I totally got a sense of Paul Sheldon’s suffering, pain and torment to the point I was actually cringing while reading some parts. And Annie Wilkes, yikes! What can I say? What a dirty birdie she was! This is undoubtedly one of those books that will stay with me forever.


1. The Haunting of Hill House by Shirley Jackson

‘Four seekers have arrived at the rambling old pile known as Hill House: Dr. Montague, an occult scholar looking for solid evidence of psychic phenomena; Theodora, his lovely assistant; Luke, the future inheritor of the estate; and Eleanor, a friendless, fragile young woman with a dark past.

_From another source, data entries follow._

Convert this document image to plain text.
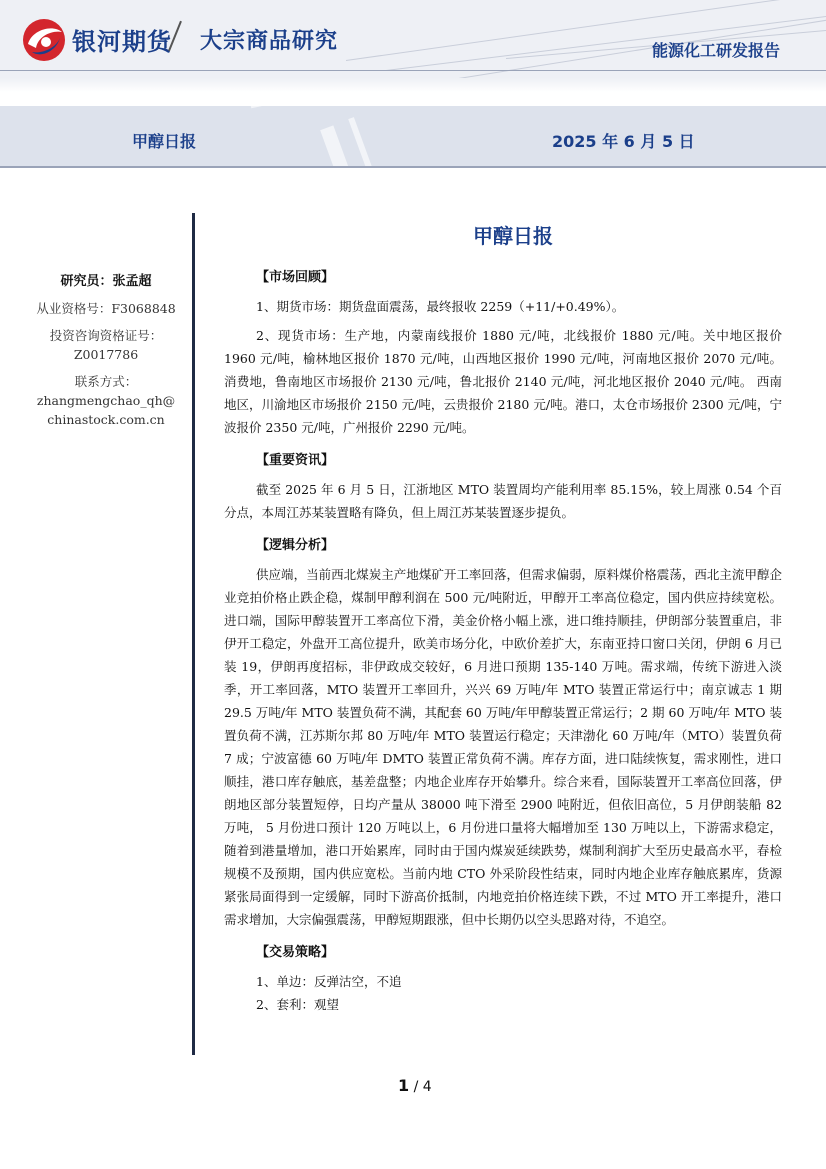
银河期货 大宗商品研究	能源化工研发报告
甲醇日报	2025 年 6 月 5 日
研究员：张孟超
从业资格号：F3068848
投资咨询资格证号：
Z0017786
联系方式：
zhangmengchao_qh@
chinastock.com.cn
甲醇日报
【市场回顾】
1、期货市场：期货盘面震荡，最终报收 2259（+11/+0.49%）。
2、现货市场：生产地，内蒙南线报价 1880 元/吨，北线报价 1880 元/吨。关中地区报价 1960 元/吨，榆林地区报价 1870 元/吨，山西地区报价 1990 元/吨，河南地区报价 2070 元/吨。消费地，鲁南地区市场报价 2130 元/吨，鲁北报价 2140 元/吨，河北地区报价 2040 元/吨。 西南地区，川渝地区市场报价 2150 元/吨，云贵报价 2180 元/吨。港口，太仓市场报价 2300 元/吨，宁波报价 2350 元/吨，广州报价 2290 元/吨。
【重要资讯】
截至 2025 年 6 月 5 日，江浙地区 MTO 装置周均产能利用率 85.15%，较上周涨 0.54 个百分点，本周江苏某装置略有降负，但上周江苏某装置逐步提负。
【逻辑分析】
供应端，当前西北煤炭主产地煤矿开工率回落，但需求偏弱，原料煤价格震荡，西北主流甲醇企业竞拍价格止跌企稳，煤制甲醇利润在 500 元/吨附近，甲醇开工率高位稳定，国内供应持续宽松。进口端，国际甲醇装置开工率高位下滑，美金价格小幅上涨，进口维持顺挂，伊朗部分装置重启，非伊开工稳定，外盘开工高位提升，欧美市场分化，中欧价差扩大，东南亚持口窗口关闭，伊朗 6 月已装 19，伊朗再度招标，非伊政成交较好，6 月进口预期 135-140 万吨。需求端，传统下游进入淡季，开工率回落，MTO 装置开工率回升，兴兴 69 万吨/年 MTO 装置正常运行中；南京诚志 1 期 29.5 万吨/年 MTO 装置负荷不满，其配套 60 万吨/年甲醇装置正常运行；2 期 60 万吨/年 MTO 装置负荷不满，江苏斯尔邦 80 万吨/年 MTO 装置运行稳定；天津渤化 60 万吨/年（MTO）装置负荷 7 成；宁波富德 60 万吨/年 DMTO 装置正常负荷不满。库存方面，进口陆续恢复，需求刚性，进口顺挂，港口库存触底，基差盘整；内地企业库存开始攀升。综合来看，国际装置开工率高位回落，伊朗地区部分装置短停，日均产量从 38000 吨下滑至 2900 吨附近，但依旧高位，5 月伊朗装船 82 万吨， 5 月份进口预计 120 万吨以上，6 月份进口量将大幅增加至 130 万吨以上，下游需求稳定，随着到港量增加，港口开始累库，同时由于国内煤炭延续跌势，煤制利润扩大至历史最高水平，春检规模不及预期，国内供应宽松。当前内地 CTO 外采阶段性结束，同时内地企业库存触底累库，货源紧张局面得到一定缓解，同时下游高价抵制，内地竞拍价格连续下跌，不过 MTO 开工率提升，港口需求增加，大宗偏强震荡，甲醇短期跟涨，但中长期仍以空头思路对待，不追空。
【交易策略】
1、单边：反弹沽空，不追
2、套利：观望
1 / 4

As they begin to cope with horrifying occurrences beyond their control or understanding, they cannot possibly know what lies ahead. For Hill House is gathering its powers – and soon it will choose one of them to make its own.’

Oh man, so much packed into such a short book. This is a classic haunted house story, and perhaps I was always going to love it because I was obsessed with the black and white movie as a kid – but, of course, the book kicked the crap out of the film. Jackson’s execution of Hill House was exceptional, the way she anthropomorphised it, and the rapport she created between the four main characters was highly entertaining.

Eleanor was an emotionally unstable, complex woman and her inner dialogue really brought her to life and made her a likeable protagonist, despite her flaws. Theodora and Luke made up two vital points of an unfolding love triangle, which was so subtly done it was brilliant. And Dr Montague provided all of the thought-provoking facts about Hill House itself.

I loved Jackson’s sense of humour, which was laced into both narrative and dialogue. The Haunting of Hill House is a definite favourite of mine.


So, what were your favourite books of 2015? And which titles have you got lined up for 2016? (apart from Emergence, he he).

Oh and, I couldn’t resist, here’s a pic of me fan-girling on the staircase of The Stanley Hotel…

I heart Stephen King. There. I said it!